The department would like to congratulate Professor Anastassia Alexandrova, who was recently promoted to the rank of Associate Professor, effective July 1, 2015.

Short Biography
Born in USSR, Prof. Alexandrova obtained her B.S./M.S. degree with highest honors from Saratov University, in 2000. In 2005, she obtained her Ph.D. in Theoretical Physical Chemistry from Utah State University. After graduation, she was a Postdoctoral Associate, and then an American Cancer Society Postdoctoral Fellow at Yale University. Prof. Alexandrova joined the Faculty of the Department of Chemistry and Biochemistry, UCLA, and CNSI in 2010, and has been promoted to the rank of Associate Professor, effective July 1, 2015.

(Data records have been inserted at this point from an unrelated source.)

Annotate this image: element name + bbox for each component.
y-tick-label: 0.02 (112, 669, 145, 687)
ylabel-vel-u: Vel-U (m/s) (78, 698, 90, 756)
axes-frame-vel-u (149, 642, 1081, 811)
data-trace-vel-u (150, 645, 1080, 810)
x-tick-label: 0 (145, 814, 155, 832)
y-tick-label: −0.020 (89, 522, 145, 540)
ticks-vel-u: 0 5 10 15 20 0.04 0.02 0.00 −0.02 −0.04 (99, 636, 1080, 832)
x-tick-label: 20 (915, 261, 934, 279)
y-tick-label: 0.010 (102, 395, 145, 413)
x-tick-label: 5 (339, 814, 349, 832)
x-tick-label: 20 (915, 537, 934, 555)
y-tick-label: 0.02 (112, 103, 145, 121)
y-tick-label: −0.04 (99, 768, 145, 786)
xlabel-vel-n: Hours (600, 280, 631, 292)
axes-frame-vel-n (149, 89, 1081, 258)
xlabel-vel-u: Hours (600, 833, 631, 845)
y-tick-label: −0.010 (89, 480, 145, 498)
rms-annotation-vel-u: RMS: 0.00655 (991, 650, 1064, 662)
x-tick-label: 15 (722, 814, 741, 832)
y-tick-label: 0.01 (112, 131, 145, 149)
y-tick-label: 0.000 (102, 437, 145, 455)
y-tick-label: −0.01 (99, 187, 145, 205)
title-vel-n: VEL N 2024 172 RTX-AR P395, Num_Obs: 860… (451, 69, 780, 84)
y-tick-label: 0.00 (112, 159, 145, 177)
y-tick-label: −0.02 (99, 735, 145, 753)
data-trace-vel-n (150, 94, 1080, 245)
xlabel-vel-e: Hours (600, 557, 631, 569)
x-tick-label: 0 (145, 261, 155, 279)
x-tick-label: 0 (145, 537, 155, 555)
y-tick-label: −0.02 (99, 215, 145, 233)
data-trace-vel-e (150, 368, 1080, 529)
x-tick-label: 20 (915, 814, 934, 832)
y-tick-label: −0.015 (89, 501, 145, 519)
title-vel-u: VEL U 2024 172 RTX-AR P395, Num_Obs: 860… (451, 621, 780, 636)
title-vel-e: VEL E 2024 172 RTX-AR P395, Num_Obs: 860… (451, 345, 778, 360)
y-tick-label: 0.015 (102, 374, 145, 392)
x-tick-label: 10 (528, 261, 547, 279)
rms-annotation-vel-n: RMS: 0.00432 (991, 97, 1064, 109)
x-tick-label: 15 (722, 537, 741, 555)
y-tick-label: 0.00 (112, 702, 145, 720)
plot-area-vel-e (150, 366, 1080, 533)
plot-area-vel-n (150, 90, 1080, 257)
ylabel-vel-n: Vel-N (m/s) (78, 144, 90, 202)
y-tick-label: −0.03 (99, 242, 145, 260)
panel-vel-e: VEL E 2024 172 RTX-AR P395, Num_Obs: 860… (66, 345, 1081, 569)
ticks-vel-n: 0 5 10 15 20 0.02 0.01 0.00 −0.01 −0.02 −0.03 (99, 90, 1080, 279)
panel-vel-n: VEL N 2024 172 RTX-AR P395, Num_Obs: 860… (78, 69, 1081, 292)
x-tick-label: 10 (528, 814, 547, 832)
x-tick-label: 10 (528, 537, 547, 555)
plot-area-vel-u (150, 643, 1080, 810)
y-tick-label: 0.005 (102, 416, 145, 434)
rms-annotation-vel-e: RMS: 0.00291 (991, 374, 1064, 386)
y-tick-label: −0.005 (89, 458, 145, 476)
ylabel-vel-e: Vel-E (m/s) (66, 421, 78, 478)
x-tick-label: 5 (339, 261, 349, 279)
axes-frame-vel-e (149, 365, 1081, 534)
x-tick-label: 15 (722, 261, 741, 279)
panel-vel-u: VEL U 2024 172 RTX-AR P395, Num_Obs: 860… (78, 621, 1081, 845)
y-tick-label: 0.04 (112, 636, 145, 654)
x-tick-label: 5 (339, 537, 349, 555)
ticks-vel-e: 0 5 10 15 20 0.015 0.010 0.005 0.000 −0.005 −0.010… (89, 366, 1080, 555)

Anastassia Alexandrova (Center, Red Shirt), with her daughter and some of her research group members


Selected Awards & Honors
2014 Professor of the Year, UCLA BruinLife Yearbook
2013 Alfred P. Sloan Research Fellowship
2011 DARPA Young Faculty Award
2011 American Chemical Society YCC Leadership Development Award



Design of artificial enzymes
Enzyme evolution
The Alexandrova Group aims at designing catalysts that mimic natural enzymes in catalytic strategies, but catalyze reactions that interest humankind. This effort is presently fundamental. However, eventually, it might lead to unprecedented catalytic processes, green, efficient, and inexpensive, used at an industrial scale. The philosophy of this area of research is that the effort is largely done in silico, and experiment is invoked only at the end of the workflow to check theoretical predictions. Modeling of enzymes is done with atomistic and electronic insight. The group develops fast techniques for mixed quantum-classical simulations and design.
Clusters, Surfaces, Catalysis
The Alexandrova Group works on fundamental understanding of small clusters in the gas phase, and deposited on supporting surfaces. Such systems present the last frontier of inorganic chemistry, in terms of their electronic structure and chemical bonding. In addition, they are exceptionally promising catalysts, due to many unique electronic characteristics. The group's goal is to bring electronic structure rationale to understanding such catalytic materials, interpretation of experimental data, and design of new catalysts, with the ambition to remove the traditional empiricism from the field. Catalytic processes of current interest are selective dehydrogenation and coke gasification. Methodology involves Density-Functional Theory and ab initio, as well as their in-house mixed quantum-classical algorithms for multi-sale simulations, and tools for finding the global minima on the potential energy surfaces of clusters.